Athletics finds itself under a dark cloud as the year comes to an end.
Twelve months which should have delivered so much ended with the ugly shadow of drug abuse cast across the sport.
The chief culprit? Newly-discovered 'designer steroid' tetrahydrogestrinone (THG).
The substance, which did not show up under previous testing methods, was revealed this year when an anonymous coach passed a syringe containing THG to the United States Anti-Doping Agency.
A test was soon developed, and it became clear athletics had a major problem.
The frightening fact for the sport's chiefs is no-one yet knows how widespread the use of THG has become.

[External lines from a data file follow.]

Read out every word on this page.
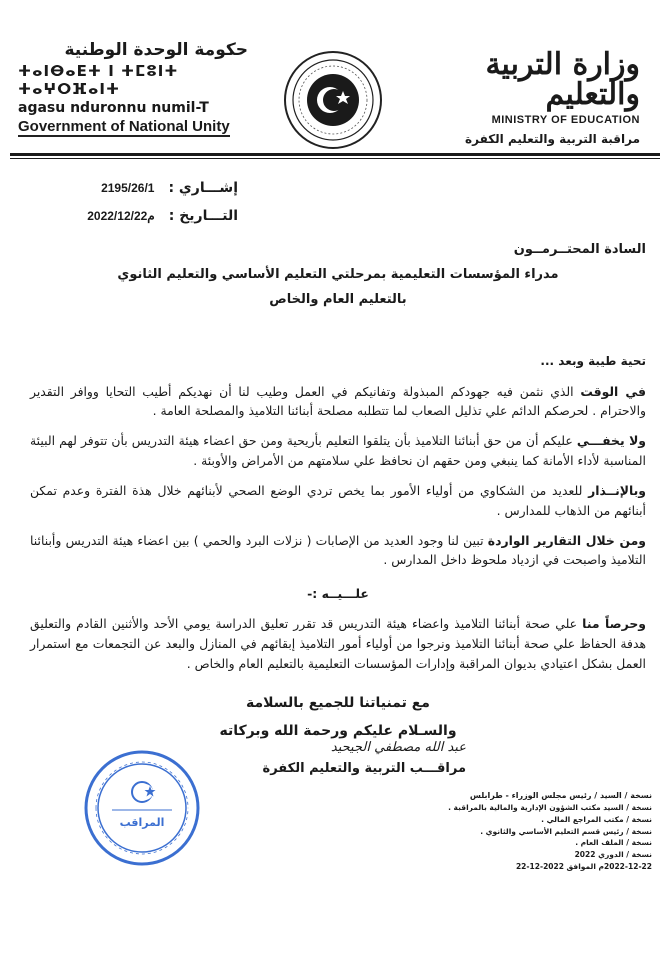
حكومة الوحدة الوطنية
ⵜⴰⵏⴱⴰⴹⵜ ⵏ ⵜⵎⵓⵏⵜ ⵜⴰⵖⵔⴼⴰⵏⵜ
agasu nduronnu numil-T
Government of National Unity
وزارة التربية والتعليم
MINISTRY OF EDUCATION
مراقبة التربية والتعليم الكفرة
إشـــاري :
2195/26/1
التـــاريخ :
2022/12/22م
السادة المحتــرمــون
مدراء المؤسسات التعليمية بمرحلتي التعليم الأساسي والتعليم الثانوي
بالتعليم العام والخاص
تحية طيبة وبعد ...
في الوقت الذي نثمن فيه جهودكم المبذولة وتفانيكم في العمل وطيب لنا أن نهديكم أطيب التحايا ووافر التقدير والاحترام . لحرصكم الدائم علي تذليل الصعاب لما تتطلبه مصلحة أبنائنا التلاميذ والمصلحة العامة .
ولا يخفـــي عليكم أن من حق أبنائنا التلاميذ بأن يتلقوا التعليم بأريحية ومن حق اعضاء هيئة التدريس بأن تتوفر لهم البيئة المناسبة لأداء الأمانة كما ينبغي ومن حقهم ان نحافظ علي سلامتهم من الأمراض والأوبئة .
وبالإنــذار للعديد من الشكاوي من أولياء الأمور بما يخص تردي الوضع الصحي لأبنائهم خلال هذة الفترة وعدم تمكن أبنائهم من الذهاب للمدارس .
ومن خلال التقارير الواردة تبين لنا وجود العديد من الإصابات ( نزلات البرد والحمي ) بين اعضاء هيئة التدريس وأبنائنا التلاميذ واصبحت في ازدياد ملحوظ داخل المدارس .
علـــيــه :-
وحرصاً منا علي صحة أبنائنا التلاميذ واعضاء هيئة التدريس قد تقرر تعليق الدراسة يومي الأحد والأثنين القادم والتعليق هدفة الحفاظ علي صحة أبنائنا التلاميذ ونرجوا من أولياء أمور التلاميذ إبقائهم في المنازل والبعد عن التجمعات مع استمرار العمل بشكل اعتيادي بديوان المراقبة وإدارات المؤسسات التعليمية بالتعليم العام والخاص .
مع تمنياتنا للجميع بالسلامة
والسـلام عليكم ورحمة الله وبركاته
عبد الله مصطفي الجيحيد
مراقـــب التربية والتعليم الكفرة
المراقب
نسخة / السيد / رئيس مجلس الوزراء - طرابلس
نسخة / السيد مكتب الشؤون الإدارية والمالية بالمراقبة .
نسخة / مكتب المراجع المالي .
نسخة / رئيس قسم التعليم الأساسي والثانوي .
نسخة / الملف العام .
نسخة / الدوري 2022
2022-12-22م الموافق 2022-12-22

British sprint star Dwain Chambers and an as-yet unnamed American quartet have tested positive, but with samples from the Paris World Championship being re-analysed, more big names could follow.
It was not just THG - American Kelli White became the first American to complete a world sprint double, but was subsequently withdrawn from the 4x100m relay team after testing positive for modafinil.
She could lose both her medals, but has vowed to fight to clear her name.
Away from the drugs scandals, the year began promisingly for Britain as Birmingham hosted the World Indoor Championship.
Ashia Hansen in the triple jump, and Marlon Devonish in the 200m both took gold, and Kelly Holmes also managed an impressive silver in the 1500m.
As fine as those achievements were, however, it was Paula Radcliffe who made the headlines.
She continued to raise the standards for women's distance running, winning a third world half-marathon crown in October, weeks after setting a new world best for the distance in the Great North Run.
The highlight of her great year come in April on the streets of London.
Radcliffe was superlative, setting an astounding world-record time of two hours 15 minutes 25 seconds in the London Marathon - one minute 53 seconds better than her own previous record.
In August, Paris hosted a largely successful - if not spectacular - World Championship.
There were memorable races - Kenya's 18-year-old Eliud Kipchoge's display in eclipsing the legendary Hicham El Guerrouj to win the 5,000m was a classic - and the men's 3,000m steeplechase and 200m were equally exciting.
And Kim Collins was a popular, if not especially fast, 100m champion, ahead of Darrel Brown and Britain's Darren Campbell who took an unexpected bronze.
There was further controversy in the 100m, although thankfully not drug-related.
Jon Drummond's tantrum after being disqualified from the quarter-finals delayed proceedings for almost one hour.
It was not a great championship for Great Britain, but there were high points, notably Holmes, who won a fine silver behind Maria Mutola in the 800m.
Mozambique's Mutola had a superlative year, becoming the first athlete to win the $1m Golden League jackpot
Two British legends hung up their spikes in 2003, the first being 110m hurdles world record holder Colin Jackson.
Jackson retired after the World Indoor Championship in March, after 21 years in the sport.
And triple jump world record holder Jonathan Edwards called it a day after a disappointing showing in the final in Paris in August.